Отдельный ген или короткие сегменты ДНК не могут визуализироваться при микроскопическом исследовании, поэтому для идентификации мутаций применяются методы молекулярно-генетической диагностики. Информация, полученная в результате «Проекта генома человека», и другие достижения в области молекулярной генетики значительно расширили возможности пре- и постнатальной диагностики генетических заболеваний. Методы молекулярно-генетической диагностики обеспечивают раннее обнаружение и прогноз моно- и полигенных заболеваний с дебютом во взрослом возрасте. Технические возможности молекулярно-генетической диагностики могут выходить за этические рамки, установленные в отношении наследственных заболеваний, особенно если эти исследования должны проводиться в детском и подростковом возрасте.

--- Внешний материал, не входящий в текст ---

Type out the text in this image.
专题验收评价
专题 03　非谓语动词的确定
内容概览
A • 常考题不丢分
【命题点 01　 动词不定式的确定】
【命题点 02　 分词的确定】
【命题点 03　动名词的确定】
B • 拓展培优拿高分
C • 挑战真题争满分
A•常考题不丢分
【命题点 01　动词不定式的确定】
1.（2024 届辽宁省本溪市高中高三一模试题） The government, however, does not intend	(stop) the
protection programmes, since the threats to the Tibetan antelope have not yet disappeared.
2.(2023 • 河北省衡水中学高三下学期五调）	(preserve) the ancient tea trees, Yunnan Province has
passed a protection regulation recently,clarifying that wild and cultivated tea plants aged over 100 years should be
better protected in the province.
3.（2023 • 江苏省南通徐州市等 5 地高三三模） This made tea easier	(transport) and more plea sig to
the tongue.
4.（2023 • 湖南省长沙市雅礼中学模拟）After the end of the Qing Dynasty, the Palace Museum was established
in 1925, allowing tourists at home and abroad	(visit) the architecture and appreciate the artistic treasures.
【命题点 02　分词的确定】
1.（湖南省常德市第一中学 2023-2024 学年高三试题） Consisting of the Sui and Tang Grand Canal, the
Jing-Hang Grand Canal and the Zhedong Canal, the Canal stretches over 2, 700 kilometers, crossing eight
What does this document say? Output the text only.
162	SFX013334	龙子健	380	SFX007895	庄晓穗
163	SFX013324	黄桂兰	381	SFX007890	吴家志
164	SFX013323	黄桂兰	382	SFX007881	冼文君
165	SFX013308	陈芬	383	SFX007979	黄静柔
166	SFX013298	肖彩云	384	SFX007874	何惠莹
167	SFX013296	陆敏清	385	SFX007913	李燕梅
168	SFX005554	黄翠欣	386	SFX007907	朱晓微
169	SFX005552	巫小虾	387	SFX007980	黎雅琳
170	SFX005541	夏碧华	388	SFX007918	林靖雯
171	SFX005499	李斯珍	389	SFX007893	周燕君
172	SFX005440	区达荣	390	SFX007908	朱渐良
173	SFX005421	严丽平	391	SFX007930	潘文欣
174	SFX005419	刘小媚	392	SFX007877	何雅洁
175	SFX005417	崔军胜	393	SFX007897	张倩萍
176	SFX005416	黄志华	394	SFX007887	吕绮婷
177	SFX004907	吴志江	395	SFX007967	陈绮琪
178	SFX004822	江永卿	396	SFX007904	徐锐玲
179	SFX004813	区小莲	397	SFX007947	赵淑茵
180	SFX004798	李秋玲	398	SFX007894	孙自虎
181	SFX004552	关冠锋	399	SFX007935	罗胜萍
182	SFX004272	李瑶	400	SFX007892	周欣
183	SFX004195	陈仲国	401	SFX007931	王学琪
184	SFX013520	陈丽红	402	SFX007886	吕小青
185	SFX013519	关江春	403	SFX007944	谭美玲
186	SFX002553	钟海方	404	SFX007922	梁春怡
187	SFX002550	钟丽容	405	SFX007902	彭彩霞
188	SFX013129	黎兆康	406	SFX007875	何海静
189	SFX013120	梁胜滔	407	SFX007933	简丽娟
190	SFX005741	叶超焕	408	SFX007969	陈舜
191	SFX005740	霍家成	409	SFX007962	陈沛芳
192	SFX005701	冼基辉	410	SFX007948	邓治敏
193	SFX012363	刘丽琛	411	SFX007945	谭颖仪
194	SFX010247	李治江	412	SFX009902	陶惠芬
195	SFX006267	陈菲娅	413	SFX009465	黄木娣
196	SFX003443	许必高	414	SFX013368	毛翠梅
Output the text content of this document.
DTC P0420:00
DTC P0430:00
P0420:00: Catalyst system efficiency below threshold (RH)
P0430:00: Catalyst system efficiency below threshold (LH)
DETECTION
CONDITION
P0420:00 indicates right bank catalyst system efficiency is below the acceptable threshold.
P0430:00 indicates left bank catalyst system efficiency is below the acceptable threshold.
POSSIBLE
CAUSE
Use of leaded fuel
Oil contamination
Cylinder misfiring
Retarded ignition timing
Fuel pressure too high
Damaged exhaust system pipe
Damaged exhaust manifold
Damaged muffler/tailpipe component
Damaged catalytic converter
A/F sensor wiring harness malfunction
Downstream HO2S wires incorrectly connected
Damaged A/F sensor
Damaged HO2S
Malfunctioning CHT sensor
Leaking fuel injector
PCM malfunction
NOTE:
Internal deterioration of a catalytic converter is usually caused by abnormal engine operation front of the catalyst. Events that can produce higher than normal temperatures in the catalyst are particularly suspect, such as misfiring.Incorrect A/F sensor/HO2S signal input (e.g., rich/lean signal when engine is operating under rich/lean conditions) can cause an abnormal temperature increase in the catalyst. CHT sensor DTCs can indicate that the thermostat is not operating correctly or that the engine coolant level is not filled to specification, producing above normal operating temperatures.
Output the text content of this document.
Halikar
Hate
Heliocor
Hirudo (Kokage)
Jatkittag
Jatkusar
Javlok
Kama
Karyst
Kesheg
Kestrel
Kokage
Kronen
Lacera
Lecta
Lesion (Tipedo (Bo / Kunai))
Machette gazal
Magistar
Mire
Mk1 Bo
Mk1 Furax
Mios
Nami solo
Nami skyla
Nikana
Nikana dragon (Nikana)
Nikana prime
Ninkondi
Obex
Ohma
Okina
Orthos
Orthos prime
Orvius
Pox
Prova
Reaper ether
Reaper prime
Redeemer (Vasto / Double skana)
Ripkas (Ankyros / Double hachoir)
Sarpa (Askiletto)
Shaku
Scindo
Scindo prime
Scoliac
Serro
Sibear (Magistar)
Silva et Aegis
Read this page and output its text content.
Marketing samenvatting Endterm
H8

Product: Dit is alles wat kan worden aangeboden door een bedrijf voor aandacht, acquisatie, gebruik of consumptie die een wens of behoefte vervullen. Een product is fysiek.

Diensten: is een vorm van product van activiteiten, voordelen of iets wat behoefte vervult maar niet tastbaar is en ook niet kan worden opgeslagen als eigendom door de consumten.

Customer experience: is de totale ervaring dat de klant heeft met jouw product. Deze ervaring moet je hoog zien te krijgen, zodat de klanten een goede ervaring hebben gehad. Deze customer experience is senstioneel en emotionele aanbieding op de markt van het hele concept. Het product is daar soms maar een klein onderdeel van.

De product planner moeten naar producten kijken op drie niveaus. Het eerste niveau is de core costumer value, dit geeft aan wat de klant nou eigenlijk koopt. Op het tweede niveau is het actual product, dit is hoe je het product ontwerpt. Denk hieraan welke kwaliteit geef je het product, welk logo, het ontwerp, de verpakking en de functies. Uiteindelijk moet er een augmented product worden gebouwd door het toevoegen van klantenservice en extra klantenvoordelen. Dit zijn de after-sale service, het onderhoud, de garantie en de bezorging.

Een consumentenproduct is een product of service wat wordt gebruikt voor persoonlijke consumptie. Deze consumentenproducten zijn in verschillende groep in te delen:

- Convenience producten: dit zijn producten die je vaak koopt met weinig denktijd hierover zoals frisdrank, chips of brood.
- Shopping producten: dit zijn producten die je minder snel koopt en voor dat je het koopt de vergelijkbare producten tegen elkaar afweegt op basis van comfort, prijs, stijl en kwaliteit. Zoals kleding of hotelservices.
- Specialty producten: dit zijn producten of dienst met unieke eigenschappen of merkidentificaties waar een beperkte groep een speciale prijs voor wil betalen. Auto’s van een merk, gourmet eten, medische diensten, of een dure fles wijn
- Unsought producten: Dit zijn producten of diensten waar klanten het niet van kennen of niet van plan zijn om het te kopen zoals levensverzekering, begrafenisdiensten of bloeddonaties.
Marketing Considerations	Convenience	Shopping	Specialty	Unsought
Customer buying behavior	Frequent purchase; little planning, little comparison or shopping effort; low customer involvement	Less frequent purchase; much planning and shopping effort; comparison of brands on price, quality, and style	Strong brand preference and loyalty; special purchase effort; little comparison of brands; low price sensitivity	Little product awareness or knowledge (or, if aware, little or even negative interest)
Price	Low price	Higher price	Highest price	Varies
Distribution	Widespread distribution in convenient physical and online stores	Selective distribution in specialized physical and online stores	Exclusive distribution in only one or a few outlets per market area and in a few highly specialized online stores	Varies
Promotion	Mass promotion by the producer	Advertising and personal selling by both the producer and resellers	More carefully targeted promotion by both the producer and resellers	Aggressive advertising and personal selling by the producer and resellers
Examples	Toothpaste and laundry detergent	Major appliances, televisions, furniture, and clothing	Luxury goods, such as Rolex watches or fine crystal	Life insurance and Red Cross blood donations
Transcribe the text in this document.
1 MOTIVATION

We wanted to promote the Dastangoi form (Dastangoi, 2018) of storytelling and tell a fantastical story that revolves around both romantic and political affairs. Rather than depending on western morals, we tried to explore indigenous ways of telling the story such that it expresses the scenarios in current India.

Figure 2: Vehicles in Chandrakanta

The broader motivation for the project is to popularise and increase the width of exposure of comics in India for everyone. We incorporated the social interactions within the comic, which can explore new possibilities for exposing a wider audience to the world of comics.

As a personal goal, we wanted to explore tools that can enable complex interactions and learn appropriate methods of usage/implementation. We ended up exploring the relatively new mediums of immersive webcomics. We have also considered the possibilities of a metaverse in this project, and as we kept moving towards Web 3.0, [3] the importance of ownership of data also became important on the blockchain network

Методы молекулярной цитогенетики
Количественные и структурные аномалии хромосом — распространенные причины многочисленных пороков развития и онкологических заболеваний. Идентификация этих хромосомных аберраций имеет важное значение при семейном консультировании для оценки прогноза и репродуктивного риска при будущих беременностях. Традиционный хромосомный анализ — «золотой стандарт» цитогенетической диагностики, однако он имеет ограниченные возможности. Методы молекулярно-генетической диагностики с применением флюоресцирующих меток, основанные на технологиях клонирования, и повышенная чувствительность конъюгатов антител способствуют выявлению тонких хромосомных изменений, не обнаруживаемых при классическом цитогенетическом исследовании. Такие техники расширяют диагностические возможности при обследовании детей с умственной отсталостью, пороками развития и многими другими заболеваниями.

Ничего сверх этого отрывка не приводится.